Raczej chodzi mi o to, że z Legią każdy wygrał (przynajmniej z grupy mistrzowskiej), Jagiellonia wygrała dwa mecze i mogła wygrać trzeci, to było po finale Pucharu i Legia ewidentnie grała na 0:0, była stabilność (jeden trener vs trzech – i raczej do p. Mamrota nikt się nie czepia), ale jednak gdzieś te punkty pogubiliście. Może za rok się uda.
Treść usunięta
Nie!! Frajerem sezonu jest Legia pomimo zdobytego mistrzostwa.
1: Najbogatszy klub w eklapie, do tego jego kibice mówią, że ma dwie równorzędne 11, najlepsza akademię itp.
2: Legia na transfery przed i w trakcie sezonu wydała: 3,6 mln euro a Jaga: 1,16 mln euro no i dajmy jeszcze tego nieszczęsnego Lecha: UWAGA 1 mln euro plus 200 tys euro jako opłaty za wypożyczenie.
3: Legia znowu do ostatniej kolejki nie wiedziała czy zdobędzie mistrza, nie mają praktycznie rywala na ligowym podwórku.
4: Jak w latach 90 tych Legia i Widzew zdobywały mistrza to miały przewagę nad reszta stawki 15-20 punktów.
5: TO że w tym zestawieni uan poszczególnych pozycjach jest więcej piłkarzy JAgi niż Legii jest kolejnym frajerstwem Legii
Jeżeli Mistrza Polski nazywasz frajerem, to jak nazwać zespoły z dalszych miejsc?
Jeszcze większymi frajerami.

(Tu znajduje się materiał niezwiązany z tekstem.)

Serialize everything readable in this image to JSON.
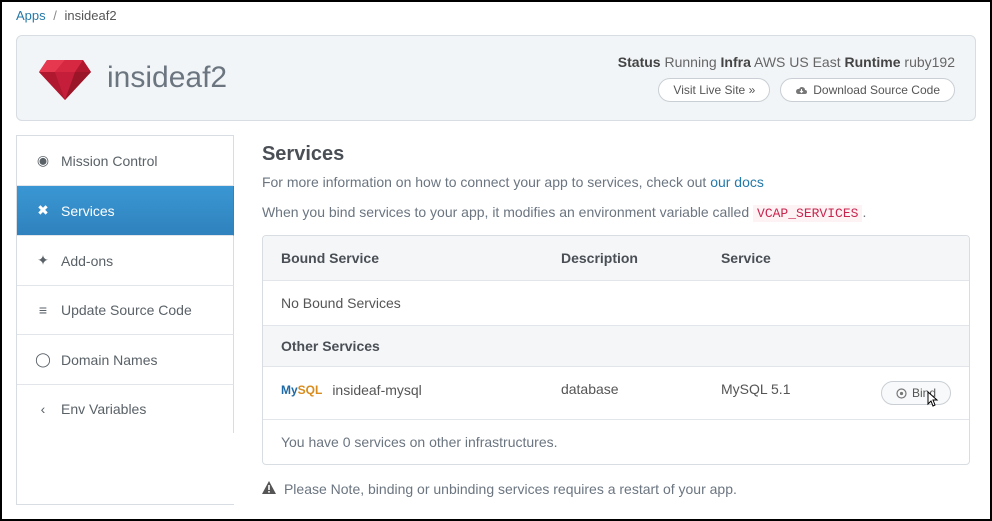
{
  "breadcrumb": {
    "root": "Apps",
    "current": "insideaf2"
  },
  "header": {
    "app_name": "insideaf2",
    "status_label": "Status",
    "status_value": "Running",
    "infra_label": "Infra",
    "infra_value": "AWS US East",
    "runtime_label": "Runtime",
    "runtime_value": "ruby192",
    "visit_button": "Visit Live Site »",
    "download_button": "Download Source Code"
  },
  "sidebar": {
    "items": [
      {
        "label": "Mission Control"
      },
      {
        "label": "Services"
      },
      {
        "label": "Add-ons"
      },
      {
        "label": "Update Source Code"
      },
      {
        "label": "Domain Names"
      },
      {
        "label": "Env Variables"
      }
    ]
  },
  "main": {
    "title": "Services",
    "info_text_pre": "For more information on how to connect your app to services, check out ",
    "info_link": "our docs",
    "bind_text_pre": "When you bind services to your app, it modifies an environment variable called ",
    "env_var": "VCAP_SERVICES",
    "bind_text_post": ".",
    "table": {
      "headers": {
        "col1": "Bound Service",
        "col2": "Description",
        "col3": "Service"
      },
      "no_bound": "No Bound Services",
      "other_heading": "Other Services",
      "rows": [
        {
          "name": "insideaf-mysql",
          "description": "database",
          "service": "MySQL 5.1",
          "action": "Bind"
        }
      ],
      "footer": "You have 0 services on other infrastructures."
    },
    "note": "Please Note, binding or unbinding services requires a restart of your app."
  }
}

To chyba logiczne
Jasna sprawa, że nie ma co wracać kilka miesięcy wstecz, bo tak można co sezon gdybać, gdzie i dlaczego się zgubiło punkty. Teraz możemy sobie podywagować co będzie za rok… Jagiellonii będzie trudniej o mistrza, bo:
1. Legia znowu faworytem, zarówno finansowo i kadrowo.

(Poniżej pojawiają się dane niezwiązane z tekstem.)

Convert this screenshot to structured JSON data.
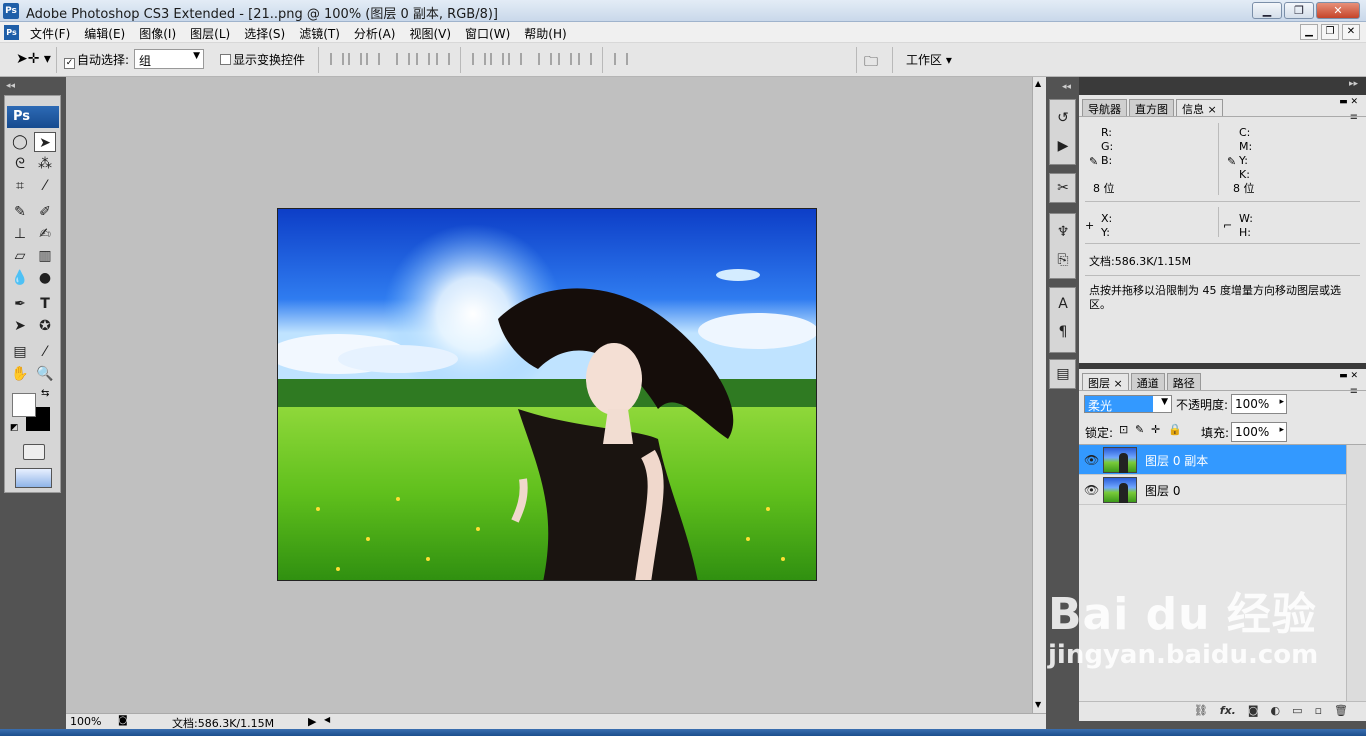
{
  "title_bar": {
    "app_icon": "Ps",
    "title": "Adobe Photoshop CS3 Extended - [21..png @ 100% (图层 0 副本, RGB/8)]",
    "minimize": "▁",
    "restore": "❐",
    "close": "✕"
  },
  "menu": {
    "app_icon": "Ps",
    "items": [
      "文件(F)",
      "编辑(E)",
      "图像(I)",
      "图层(L)",
      "选择(S)",
      "滤镜(T)",
      "分析(A)",
      "视图(V)",
      "窗口(W)",
      "帮助(H)"
    ],
    "doc_minimize": "▁",
    "doc_restore": "❐",
    "doc_close": "✕"
  },
  "options_bar": {
    "tool": "move-tool",
    "auto_select_label": "自动选择:",
    "auto_select_checked": true,
    "auto_select_value": "组",
    "show_transform_label": "显示变换控件",
    "show_transform_checked": false,
    "workspace_label": "工作区"
  },
  "toolbox": {
    "logo": "Ps"
  },
  "status_bar": {
    "zoom": "100%",
    "doc_info": "文档:586.3K/1.15M"
  },
  "info_panel": {
    "tabs": [
      "导航器",
      "直方图",
      "信息"
    ],
    "active_tab": "信息",
    "rgb_labels": [
      "R:",
      "G:",
      "B:"
    ],
    "cmyk_labels": [
      "C:",
      "M:",
      "Y:",
      "K:"
    ],
    "bits_left": "8 位",
    "bits_right": "8 位",
    "xy_labels": [
      "X:",
      "Y:"
    ],
    "wh_labels": [
      "W:",
      "H:"
    ],
    "doc_info": "文档:586.3K/1.15M",
    "hint": "点按并拖移以沿限制为 45 度增量方向移动图层或选区。"
  },
  "layers_panel": {
    "tabs": [
      "图层",
      "通道",
      "路径"
    ],
    "active_tab": "图层",
    "blend_mode": "柔光",
    "opacity_label": "不透明度:",
    "opacity": "100%",
    "lock_label": "锁定:",
    "fill_label": "填充:",
    "fill": "100%",
    "layers": [
      {
        "name": "图层 0 副本",
        "selected": true,
        "visible": true
      },
      {
        "name": "图层 0",
        "selected": false,
        "visible": true
      }
    ],
    "footer_fx": "fx."
  },
  "watermark": {
    "brand": "Bai du 经验",
    "url": "jingyan.baidu.com"
  },
  "colors": {
    "selection_blue": "#3399ff",
    "panel_bg": "#e6e6e6",
    "workspace_gray": "#c0c0c0",
    "dark_bg": "#535353"
  }
}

2. Lech musi się odkuć za ten sezon i pokazać, że jednak są w TOP2 naszej ekstraklasy.
3. Lechia musi się odkuć za ten sezon i pokazać, że to był straszny wypadek przy pracy.
4. Co roku do czołówki puka inny niespodziewany zespół (może teraz będzie to Cracovia?)
5. Jadze będzie ciążyła presja niespadnięcia z czołówki ligi, z być może nowymi zawodnikami.
I jakby się w to wczytać, to co roku jest to samo… są faworyci i i chętni do przeszkodzenia faworytom i potem wszystko ch*j bombki strzelił i zaczyna się improwizacja.
A na końcu wygrywa Legia… w tym przypadku A. Malarz (gość jest niesamowity)
Jagiellonia przegrała mistrza poprzez transferową letnią zamianę siekierki na kijek (Wlazło za D.Szymańskiego). Nie dość że skutkowało to stratą kilku punktów w sezonie, to jeszcze i kupa niezarobionej kasy przez to uciekła, co przełoży się na gorszą jakość składu w następnych sezonach
Im wystarczy wicemistrzostwo i to ze nie przegrali meczu z Mistrzem Polski
A to ten sam mistrz co od wicemistrza dostawał łupnia za łupniem? Ja to bym raczej z dumy nie pękał.
Jagiellonia zrobiła co mogła. Sędziowie pomagali jej ze wszystkich sił,i a i tak nie wygrała ligi.
Porter: „odwiń” sobie taśmę z trzech ostatnich meczów Legiuni: z Wisłą Płock gol ze spalonego, z Lechem brak karnego przeciwko Legii za ewidentny faul na Vujadinovicu (wszystko z VAR-em). Cytując klasyka: „I co tej Jagiellonii i Legii można zrobić, jak im tak sędziowie pomagają?”.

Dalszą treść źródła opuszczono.